Weinberger married Alice Paterson, daughter of Colonel Daniel Paterson Barry, a medical doctor who was a surgeon-major in the army and who had taken part in the Punjab Campaign (1848-1849), the Crimean War and the Indian Mutiny.
The couple had three sons as well as two daughters who married two brothers: Eva Barry Weinberger married Captain William Bolton Battersby, son of Revd Francis Hoffman Battersby, curate of Booterstown (1885-1892), and Hope Barry Weinberger married Jason Hassard Battersby.
The Weinbergers returned to live in Dublin, where she died on 30 June 1930, and he died on 1 April 1937 at 17 Oakley Road, Ranelagh; they are buried in Mount Jerome cemetery in Harold’s Cross.
In response to changing attitudes towards proselytising work by Christians among the Jewish people, the society has changed its name several times over the years, first to the Church Missions to Jews, then the Church's Mission to the Jews, followed by the Church’s Ministry Among the Jews, and finally to the current name of the Church’s Ministry Among Jewish People, which was adopted in 1995.
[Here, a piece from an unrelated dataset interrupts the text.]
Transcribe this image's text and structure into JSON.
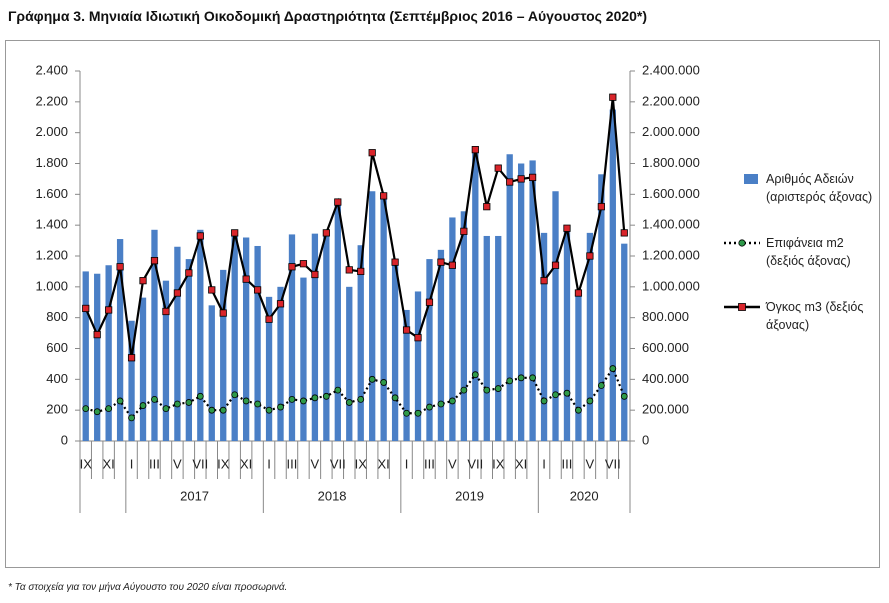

The missionary focus of CMJ attracts criticism from the Jewish community, which sees these activities as highly detrimental to Jewish-Christian relations, and many rabbis and Jewish organisations have called for CMJ to be disbanded.
In 1992, George Carey became the first Archbishop of Canterbury in 150 years to decline to be the Patron of CMJ, a decision that was praised by Jewish leaders and reported as front-page news in the Jewish Chronicle.